L'information a été révélée lors d'une réunion à huis clos au Parlement, suscitant des inquiétudes quant à la capacité de défense et au risque de guerre prolongée.
Lors d'une réunion à huis clos au Capitole le 4 mars, de hauts fonctionnaires de l'administration du président Donald Trump ont déclaré aux parlementaires que les drones d'attaque à sens unique Shahed iraniens posent un défi plus important que prévu au système de défense aérienne américain.
Selon des sources participant à la réunion, le secrétaire à la guerre Pete Hegseth et le chef d'état-major interarmées, le général Dan Caine, ont reconnu que les États-Unis ne pourraient pas intercepter tous les drones que l'Iran pourrait lancer.
Les Shahed sont des drones volant à basse altitude et à faible vitesse, mais cette caractéristique les rend plus difficiles à détecter que les missiles balistiques. Ils peuvent échapper aux radars et obligent les systèmes de défense aérienne à dépenser une grande quantité de missiles intercepteurs coûteux pour y faire face.

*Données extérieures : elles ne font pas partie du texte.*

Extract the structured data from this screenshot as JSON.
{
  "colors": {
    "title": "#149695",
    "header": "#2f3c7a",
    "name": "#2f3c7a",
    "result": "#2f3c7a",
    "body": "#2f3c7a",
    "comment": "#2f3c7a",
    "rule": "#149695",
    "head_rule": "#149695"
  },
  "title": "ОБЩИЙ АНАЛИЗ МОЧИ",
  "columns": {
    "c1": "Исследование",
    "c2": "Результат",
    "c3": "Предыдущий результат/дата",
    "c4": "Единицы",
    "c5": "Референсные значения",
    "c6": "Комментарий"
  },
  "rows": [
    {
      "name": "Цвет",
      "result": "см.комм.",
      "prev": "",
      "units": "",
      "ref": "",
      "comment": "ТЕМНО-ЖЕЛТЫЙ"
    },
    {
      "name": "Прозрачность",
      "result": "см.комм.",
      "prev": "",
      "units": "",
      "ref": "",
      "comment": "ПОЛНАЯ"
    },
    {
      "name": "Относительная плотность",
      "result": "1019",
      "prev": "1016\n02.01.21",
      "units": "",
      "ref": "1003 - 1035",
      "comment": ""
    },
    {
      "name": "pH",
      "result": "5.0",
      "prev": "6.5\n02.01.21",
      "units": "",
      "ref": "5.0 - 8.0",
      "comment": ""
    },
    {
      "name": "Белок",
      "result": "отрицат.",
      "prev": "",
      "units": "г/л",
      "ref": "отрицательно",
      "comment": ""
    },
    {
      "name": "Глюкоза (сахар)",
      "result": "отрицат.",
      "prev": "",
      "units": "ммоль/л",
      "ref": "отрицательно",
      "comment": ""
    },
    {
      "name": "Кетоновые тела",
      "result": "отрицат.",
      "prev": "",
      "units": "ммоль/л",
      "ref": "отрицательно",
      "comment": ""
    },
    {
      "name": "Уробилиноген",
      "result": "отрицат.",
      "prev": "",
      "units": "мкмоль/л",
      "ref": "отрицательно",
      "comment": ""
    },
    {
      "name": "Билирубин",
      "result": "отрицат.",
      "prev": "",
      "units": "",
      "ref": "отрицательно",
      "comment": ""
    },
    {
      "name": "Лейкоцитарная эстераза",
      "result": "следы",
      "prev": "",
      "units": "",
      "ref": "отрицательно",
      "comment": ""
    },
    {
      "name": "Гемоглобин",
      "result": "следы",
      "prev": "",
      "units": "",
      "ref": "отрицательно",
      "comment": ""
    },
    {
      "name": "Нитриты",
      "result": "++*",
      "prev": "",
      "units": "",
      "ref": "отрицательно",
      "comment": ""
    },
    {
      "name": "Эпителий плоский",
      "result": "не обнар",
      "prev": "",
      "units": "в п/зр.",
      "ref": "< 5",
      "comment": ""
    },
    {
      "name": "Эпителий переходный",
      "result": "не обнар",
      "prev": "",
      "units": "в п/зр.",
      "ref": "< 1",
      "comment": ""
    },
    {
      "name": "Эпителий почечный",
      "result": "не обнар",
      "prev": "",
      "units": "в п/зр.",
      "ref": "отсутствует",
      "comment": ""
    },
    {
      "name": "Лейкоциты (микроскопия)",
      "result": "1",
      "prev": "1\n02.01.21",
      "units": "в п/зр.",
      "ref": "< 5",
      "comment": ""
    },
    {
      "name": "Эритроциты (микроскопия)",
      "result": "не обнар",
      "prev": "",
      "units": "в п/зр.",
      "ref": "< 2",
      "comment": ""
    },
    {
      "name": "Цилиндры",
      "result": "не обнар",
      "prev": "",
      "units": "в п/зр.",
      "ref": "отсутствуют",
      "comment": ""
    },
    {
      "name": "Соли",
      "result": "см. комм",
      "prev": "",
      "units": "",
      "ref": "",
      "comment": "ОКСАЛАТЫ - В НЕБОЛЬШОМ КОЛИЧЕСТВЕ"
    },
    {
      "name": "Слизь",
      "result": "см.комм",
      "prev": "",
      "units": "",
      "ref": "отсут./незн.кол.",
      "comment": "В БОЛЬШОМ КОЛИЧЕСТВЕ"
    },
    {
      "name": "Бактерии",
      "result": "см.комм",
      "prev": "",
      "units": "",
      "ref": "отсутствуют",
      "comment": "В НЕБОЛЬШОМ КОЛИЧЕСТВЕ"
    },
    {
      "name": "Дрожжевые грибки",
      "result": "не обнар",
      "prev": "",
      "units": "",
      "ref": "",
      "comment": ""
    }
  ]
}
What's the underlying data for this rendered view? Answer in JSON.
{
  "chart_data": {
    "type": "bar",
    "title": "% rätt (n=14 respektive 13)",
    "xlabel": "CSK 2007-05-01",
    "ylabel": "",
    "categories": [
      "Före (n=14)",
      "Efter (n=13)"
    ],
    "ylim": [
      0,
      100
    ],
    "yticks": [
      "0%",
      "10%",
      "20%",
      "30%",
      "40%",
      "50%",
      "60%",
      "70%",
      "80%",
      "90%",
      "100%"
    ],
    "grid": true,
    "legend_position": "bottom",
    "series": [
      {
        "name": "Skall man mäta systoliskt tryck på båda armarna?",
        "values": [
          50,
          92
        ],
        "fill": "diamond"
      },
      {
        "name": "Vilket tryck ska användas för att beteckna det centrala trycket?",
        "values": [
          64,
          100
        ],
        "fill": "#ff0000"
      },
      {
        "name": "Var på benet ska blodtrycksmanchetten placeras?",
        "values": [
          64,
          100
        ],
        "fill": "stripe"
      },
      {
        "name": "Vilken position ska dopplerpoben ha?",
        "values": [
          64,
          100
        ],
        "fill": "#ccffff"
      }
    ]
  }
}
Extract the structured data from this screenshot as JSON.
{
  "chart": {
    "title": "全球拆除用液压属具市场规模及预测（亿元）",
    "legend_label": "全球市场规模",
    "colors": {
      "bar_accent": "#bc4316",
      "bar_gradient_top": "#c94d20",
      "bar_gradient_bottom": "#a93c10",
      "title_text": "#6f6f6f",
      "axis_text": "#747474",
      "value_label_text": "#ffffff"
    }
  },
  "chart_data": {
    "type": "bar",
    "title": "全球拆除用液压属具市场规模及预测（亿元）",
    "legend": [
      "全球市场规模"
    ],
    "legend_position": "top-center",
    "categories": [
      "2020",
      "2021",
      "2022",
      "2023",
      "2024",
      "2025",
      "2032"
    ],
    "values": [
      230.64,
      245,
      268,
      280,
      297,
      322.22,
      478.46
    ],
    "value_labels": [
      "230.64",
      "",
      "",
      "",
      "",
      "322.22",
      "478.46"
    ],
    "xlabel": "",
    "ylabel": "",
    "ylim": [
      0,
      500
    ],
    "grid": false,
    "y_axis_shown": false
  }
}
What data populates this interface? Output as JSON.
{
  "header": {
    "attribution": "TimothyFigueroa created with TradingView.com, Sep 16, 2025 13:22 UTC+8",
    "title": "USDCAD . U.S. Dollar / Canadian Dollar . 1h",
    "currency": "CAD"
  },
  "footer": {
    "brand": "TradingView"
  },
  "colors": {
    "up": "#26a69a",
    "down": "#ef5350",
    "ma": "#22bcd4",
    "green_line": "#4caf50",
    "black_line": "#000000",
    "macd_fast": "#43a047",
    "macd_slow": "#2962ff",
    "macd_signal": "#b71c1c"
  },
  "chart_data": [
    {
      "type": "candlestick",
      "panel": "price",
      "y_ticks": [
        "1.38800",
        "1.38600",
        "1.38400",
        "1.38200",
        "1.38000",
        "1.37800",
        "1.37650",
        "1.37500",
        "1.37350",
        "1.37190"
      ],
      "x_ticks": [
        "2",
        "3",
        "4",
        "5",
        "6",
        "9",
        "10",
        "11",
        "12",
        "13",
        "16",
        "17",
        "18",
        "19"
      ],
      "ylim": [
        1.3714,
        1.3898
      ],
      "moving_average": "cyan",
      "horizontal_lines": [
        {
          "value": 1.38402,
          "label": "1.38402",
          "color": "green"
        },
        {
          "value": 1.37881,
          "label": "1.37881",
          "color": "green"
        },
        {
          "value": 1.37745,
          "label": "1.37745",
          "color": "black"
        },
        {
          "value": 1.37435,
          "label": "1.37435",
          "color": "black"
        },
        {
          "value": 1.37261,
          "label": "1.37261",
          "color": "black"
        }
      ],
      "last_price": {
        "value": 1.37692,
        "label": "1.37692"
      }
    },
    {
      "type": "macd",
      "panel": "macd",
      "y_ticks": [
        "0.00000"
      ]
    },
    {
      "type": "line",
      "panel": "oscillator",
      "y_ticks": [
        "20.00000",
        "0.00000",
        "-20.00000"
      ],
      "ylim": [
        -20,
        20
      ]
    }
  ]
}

Une source a déclaré que les responsables avaient tenté de rassurer en disant que les partenaires du Golfe stockaient des missiles de défense aérienne, mais n'ont pas nié la pression croissante.

La réunion se déroule dans un contexte où la guerre américano-iranienne risque de déclencher une crise énergétique mondiale et d'aggraver l'instabilité au Moyen-Orient. Le président Trump a déclaré que la plupart des installations militaires iraniennes avaient été "neutralisées", tout en confirmant de nouvelles frappes aériennes visant les dirigeants de Téhéran.
Cependant, à l'intérieur de la salle de réunion fermée, les législateurs sont partis avec des évaluations contradictoires sur la durée possible du conflit.
Le sénateur républicain Tommy Tuberville a déclaré que l'administration avait fixé un délai de 3 à 5 semaines pour mettre fin au rôle d'intervention des États-Unis. Mais le sénateur Josh Hawley a estimé que la guerre "n'avait pas l'air d'avoir une fin claire".
Le chef de la minorité de la Chambre des représentants, Hakeem Jeffries, a averti que les combats pourraient durer des semaines et a critiqué la Maison Blanche pour avoir lancé une guerre sans preuve d'une menace imminente pour les États-Unis.
Le fait que le Congrès n'ait pas voté sur une résolution autorisant l'usage de la force suscite de vives controverses. Le président de la Chambre des représentants, Mike Johnson, a qualifié cela d'"opération dangereuse mais nécessaire", soulignant qu'il n'y avait pas de déclaration de guerre officielle.
Pendant ce temps, le sénateur démocrate Mark Kelly, membre de la commission des forces armées du Sénat, a averti que l'arsenal de défense aérienne américain n'est pas illimité. Il estime que l'Iran a la capacité de produire un grand nombre de drones Shahed, de missiles balistiques à courte et moyenne portée, et possède également des réserves importantes.
À un moment donné, ce sera un problème arithmétique", a déclaré M. Kelly, faisant allusion au fait que les États-Unis doivent calculer l'approvisionnement en missiles intercepteurs tandis que l'Iran peut maintenir le rythme d'attaque avec des drones bon marché.
Les observateurs estiment que si Téhéran continue d'utiliser une tactique d'"érosion" avec des drones kamikazes, Washington se retrouvera face à un choix difficile: soit augmenter les dépenses de défense pour compléter son arsenal de missiles de défense aérienne, soit accepter le risque que certaines cibles ne puissent pas être absolument protégées.